Skitch had been apartment hunting and had discovered the threefloor vacancy over Nicholson’s Café. David, at behest, showed up, and pointed out that Skitch had found not only an apartment but a studio. David walked up to the second floor, clapped his hands, and said, “Chamber music!”
That was the beginning of Studio Three. When last I saw it, it was swathed in painters’ canvas, but the furnishing plans were lavish. “Decorations make the acoustics softer,” said Sarser, “but that isn’t the main thing. The main thing is that the artists must be comfortable.”
“That’s right,” said Skitch Henderson.
Record Reviews
Beethoven: The Middle Quartets
Budapest String Quartet: Columbia M4S616 (stereo) and M4L-254: four records One of the reviving and joyful events in a critic’s life is the occasional encounter with absolute mastery. It dispels doubts and dissolves, for the time being, the hard chore of seeking out small superiorities to praise and small faults to lament. There is nothing subtle about mastery. It does not appeal; it seizes. For evidence of this, I suggest simply that you listen to the first eleven notes of the quartet that Beethoven called Serioso played by the four Russianborn gentlemen of the Budapest String Quartet. An excitement fills the air at once, with a sort of flash. What Beethoven meant by serioso was no dark calm, but an effort in earnest. There begins an adventure through trouble and valor, pain and resolution rarely equaled in art.

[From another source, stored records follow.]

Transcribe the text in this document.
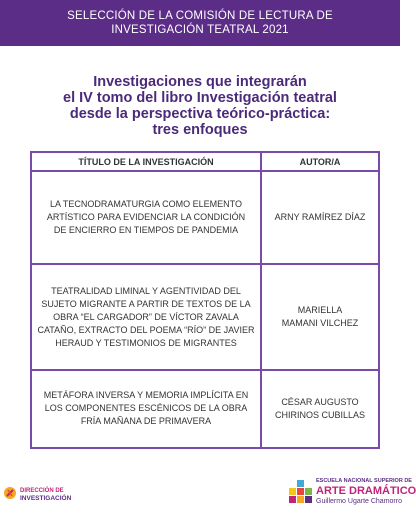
SELECCIÓN DE LA COMISIÓN DE LECTURA DE
INVESTIGACIÓN TEATRAL 2021
Investigaciones que integrarán
el IV tomo del libro Investigación teatral
desde la perspectiva teórico-práctica:
tres enfoques
TÍTULO DE LA INVESTIGACIÓN	AUTOR/A
LA TECNODRAMATURGIA COMO ELEMENTO ARTÍSTICO PARA EVIDENCIAR LA CONDICIÓN DE ENCIERRO EN TIEMPOS DE PANDEMIA	ARNY RAMÍREZ DÍAZ
TEATRALIDAD LIMINAL Y AGENTIVIDAD DEL SUJETO MIGRANTE A PARTIR DE TEXTOS DE LA OBRA “EL CARGADOR” DE VÍCTOR ZAVALA CATAÑO, EXTRACTO DEL POEMA “RÍO” DE JAVIER HERAUD Y TESTIMONIOS DE MIGRANTES	MARIELLA MAMANI VILCHEZ
METÁFORA INVERSA Y MEMORIA IMPLÍCITA EN LOS COMPONENTES ESCÉNICOS DE LA OBRA FRÍA MAÑANA DE PRIMAVERA	CÉSAR AUGUSTO CHIRINOS CUBILLAS
DIRECCIÓN DE
INVESTIGACIÓN
ESCUELA NACIONAL SUPERIOR DE
ARTE DRAMÁTICO
Guillermo Ugarte Chamorro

It might strain our comprehension, were it not for the complete comprehension of the performers, self-drilled into technique and perception that make mere flawlessness seem a petty matter, something learned with the fingers. This is drama to lose oneself in, and time and time again. I choose Serioso to speak of because it is my favorite Beethoven quartet. The others of the so-called middle period, the years of the composer’s first real triumphs and worst fears, are the three dedicated to Count Rasumovsky (the slow movement of the third of these must be mentioned — a song to wring hearts) and the Harp, a work still worthy but lighter and lesser. I did not much like, and said so, the Budapest’s latest traversing of the Early Quartets, Opus 18; it seemed too analytical and short of fun, but it forecast marvels when they got to the following works. Now they are here. Columbia has given them a sound which bites when it should and yet is gentle, rich, and comfortable at the right times.
Brahms: Concerto No. 2
Sviatoslav Richter, piano; Erich Leinsdorf conducting Chicago Symphony Orchestra; RCA Victor LSC-2466 (stereo) and LM-2466
There is a tendency these days in the United States to be awed by anything out of Russia, be it a rocket, a Premier, a novelist, or a musician.
I cannot join in this. Jascha Heifetz or Isaac Stern can fiddle a sight better than David Oistrakh, and have proved it even with Tchaikovsky. Now we have with us the Muscovite, Richter. I assume he was boss during this Chicago recording, by which I mean Leinsdorf was not. To begin with, that is a wrong. 1 he concerto is really a symphony with piano obbligato, and the stick should rule the keyboard. But we get at the start a tempo which ruins Brahms’s beautiful horn call. Admittedly, some very wonderful digital dexterity comes on later, but a Brahms concerto is a serious (or gay) musical unit, not a showpiece for fingers.